Côte d’Ivoire Éducation: Ces moyennes d’orientation qui banalisent la médiocrité

Des moyennes qui encouragent la médiocrité

Abidjan, juillet 2025 – L’opération d’orientation en classe de Seconde, récemment lancée par le ministère de l’Éducation nationale, remet une nouvelle fois sur la table le débat brûlant sur la qualité de notre système éducatif. Elle révèle un malaise latent, désormais structurel : l’abaissement progressif du niveau d’exigence, au point de transformer la médiocrité en critère d’acceptation.

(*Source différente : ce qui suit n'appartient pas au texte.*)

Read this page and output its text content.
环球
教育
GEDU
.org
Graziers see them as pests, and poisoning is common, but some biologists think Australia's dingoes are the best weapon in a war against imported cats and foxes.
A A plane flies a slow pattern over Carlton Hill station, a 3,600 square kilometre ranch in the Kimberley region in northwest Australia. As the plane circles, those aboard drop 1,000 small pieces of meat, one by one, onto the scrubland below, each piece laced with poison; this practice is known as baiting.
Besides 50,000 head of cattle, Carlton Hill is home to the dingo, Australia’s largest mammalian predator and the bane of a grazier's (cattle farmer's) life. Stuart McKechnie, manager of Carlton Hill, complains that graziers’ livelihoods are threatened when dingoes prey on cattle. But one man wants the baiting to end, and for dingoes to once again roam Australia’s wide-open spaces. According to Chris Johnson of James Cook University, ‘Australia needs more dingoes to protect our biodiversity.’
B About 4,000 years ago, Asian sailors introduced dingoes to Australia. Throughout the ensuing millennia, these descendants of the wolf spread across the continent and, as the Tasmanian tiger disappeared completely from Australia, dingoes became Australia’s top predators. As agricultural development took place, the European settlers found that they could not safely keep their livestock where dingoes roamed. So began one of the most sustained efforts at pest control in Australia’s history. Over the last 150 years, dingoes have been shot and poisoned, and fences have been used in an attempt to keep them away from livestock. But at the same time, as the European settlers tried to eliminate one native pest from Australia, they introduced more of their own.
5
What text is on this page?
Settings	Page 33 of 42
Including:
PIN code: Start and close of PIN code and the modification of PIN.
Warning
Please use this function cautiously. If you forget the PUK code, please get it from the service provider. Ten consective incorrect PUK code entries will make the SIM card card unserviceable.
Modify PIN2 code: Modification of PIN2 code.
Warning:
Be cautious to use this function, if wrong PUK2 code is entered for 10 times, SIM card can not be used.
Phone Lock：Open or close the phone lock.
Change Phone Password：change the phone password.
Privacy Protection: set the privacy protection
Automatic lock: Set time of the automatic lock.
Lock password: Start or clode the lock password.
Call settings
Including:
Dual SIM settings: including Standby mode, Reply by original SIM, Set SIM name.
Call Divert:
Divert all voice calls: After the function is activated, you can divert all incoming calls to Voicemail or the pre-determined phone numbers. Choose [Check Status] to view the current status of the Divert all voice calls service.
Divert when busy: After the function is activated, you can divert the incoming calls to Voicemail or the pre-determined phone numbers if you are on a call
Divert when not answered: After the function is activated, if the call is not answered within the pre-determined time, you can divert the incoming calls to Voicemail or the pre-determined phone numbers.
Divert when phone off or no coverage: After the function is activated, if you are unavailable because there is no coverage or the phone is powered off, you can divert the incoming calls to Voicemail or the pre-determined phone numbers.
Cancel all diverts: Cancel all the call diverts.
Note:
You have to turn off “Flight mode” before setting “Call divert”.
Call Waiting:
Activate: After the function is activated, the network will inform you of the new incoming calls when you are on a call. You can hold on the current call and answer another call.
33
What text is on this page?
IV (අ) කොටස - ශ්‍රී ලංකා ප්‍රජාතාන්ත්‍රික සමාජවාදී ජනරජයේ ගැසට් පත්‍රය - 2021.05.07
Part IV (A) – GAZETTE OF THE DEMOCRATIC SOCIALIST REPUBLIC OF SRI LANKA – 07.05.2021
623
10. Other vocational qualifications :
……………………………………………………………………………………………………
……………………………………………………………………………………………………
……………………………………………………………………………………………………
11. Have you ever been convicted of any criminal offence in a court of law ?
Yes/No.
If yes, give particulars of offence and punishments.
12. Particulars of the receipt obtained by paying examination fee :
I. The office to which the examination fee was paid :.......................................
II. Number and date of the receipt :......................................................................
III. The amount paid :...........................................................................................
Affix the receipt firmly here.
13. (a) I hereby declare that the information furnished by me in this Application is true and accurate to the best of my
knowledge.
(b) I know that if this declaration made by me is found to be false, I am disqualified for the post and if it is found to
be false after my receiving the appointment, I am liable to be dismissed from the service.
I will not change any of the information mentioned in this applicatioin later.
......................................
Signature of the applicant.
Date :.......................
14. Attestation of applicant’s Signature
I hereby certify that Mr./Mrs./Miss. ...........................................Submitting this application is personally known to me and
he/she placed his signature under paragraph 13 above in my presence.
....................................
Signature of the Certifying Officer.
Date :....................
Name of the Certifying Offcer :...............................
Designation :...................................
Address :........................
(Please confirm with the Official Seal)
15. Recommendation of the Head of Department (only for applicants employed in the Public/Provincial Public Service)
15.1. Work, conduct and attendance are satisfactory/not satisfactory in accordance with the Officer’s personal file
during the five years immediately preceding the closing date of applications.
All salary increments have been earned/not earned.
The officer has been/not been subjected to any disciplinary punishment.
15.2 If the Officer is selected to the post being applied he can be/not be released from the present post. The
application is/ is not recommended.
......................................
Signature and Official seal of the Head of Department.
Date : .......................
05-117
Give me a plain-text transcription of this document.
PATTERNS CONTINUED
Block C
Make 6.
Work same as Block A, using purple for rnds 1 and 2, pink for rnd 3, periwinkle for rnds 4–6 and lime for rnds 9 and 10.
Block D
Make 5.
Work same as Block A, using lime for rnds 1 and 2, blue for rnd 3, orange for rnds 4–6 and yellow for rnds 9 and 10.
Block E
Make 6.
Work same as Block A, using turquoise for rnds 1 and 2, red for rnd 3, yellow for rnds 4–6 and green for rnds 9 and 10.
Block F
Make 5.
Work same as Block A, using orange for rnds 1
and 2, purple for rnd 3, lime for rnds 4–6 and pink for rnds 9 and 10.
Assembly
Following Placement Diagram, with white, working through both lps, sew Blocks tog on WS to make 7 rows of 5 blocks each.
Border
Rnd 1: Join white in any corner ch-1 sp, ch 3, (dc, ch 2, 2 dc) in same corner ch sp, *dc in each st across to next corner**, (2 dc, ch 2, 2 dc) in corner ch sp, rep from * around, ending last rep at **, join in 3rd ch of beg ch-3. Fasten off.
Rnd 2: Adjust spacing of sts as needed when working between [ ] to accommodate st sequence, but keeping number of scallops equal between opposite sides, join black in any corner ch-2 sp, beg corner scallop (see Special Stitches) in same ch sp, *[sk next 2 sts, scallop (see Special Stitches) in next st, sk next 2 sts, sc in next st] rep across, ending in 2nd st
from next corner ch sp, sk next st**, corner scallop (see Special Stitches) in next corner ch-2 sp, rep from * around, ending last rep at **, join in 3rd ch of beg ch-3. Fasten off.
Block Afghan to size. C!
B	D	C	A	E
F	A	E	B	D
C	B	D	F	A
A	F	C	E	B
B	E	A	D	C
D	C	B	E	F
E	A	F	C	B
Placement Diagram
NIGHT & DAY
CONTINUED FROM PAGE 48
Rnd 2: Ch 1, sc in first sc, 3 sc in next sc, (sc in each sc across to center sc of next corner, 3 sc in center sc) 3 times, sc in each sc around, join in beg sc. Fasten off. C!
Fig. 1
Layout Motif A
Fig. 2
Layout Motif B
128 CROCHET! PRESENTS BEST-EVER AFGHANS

Désormais, il est possible, en Côte d’Ivoire, d’être orienté vers une classe de Seconde générale avec une moyenne générale annuelle de seulement 8,50/20, c’est-à-dire en dessous de la moyenne. Un seuil inimaginable dans bien de pays comparables, où l’exigence minimale est de 10,50 voire 11/20 dans la plupart des pays nordiques.

Cette politique en Côte-d’Ivoire révèle une inquiétante logique de nivellement par le bas, sans véritable réflexion pédagogique ni ambition éducative.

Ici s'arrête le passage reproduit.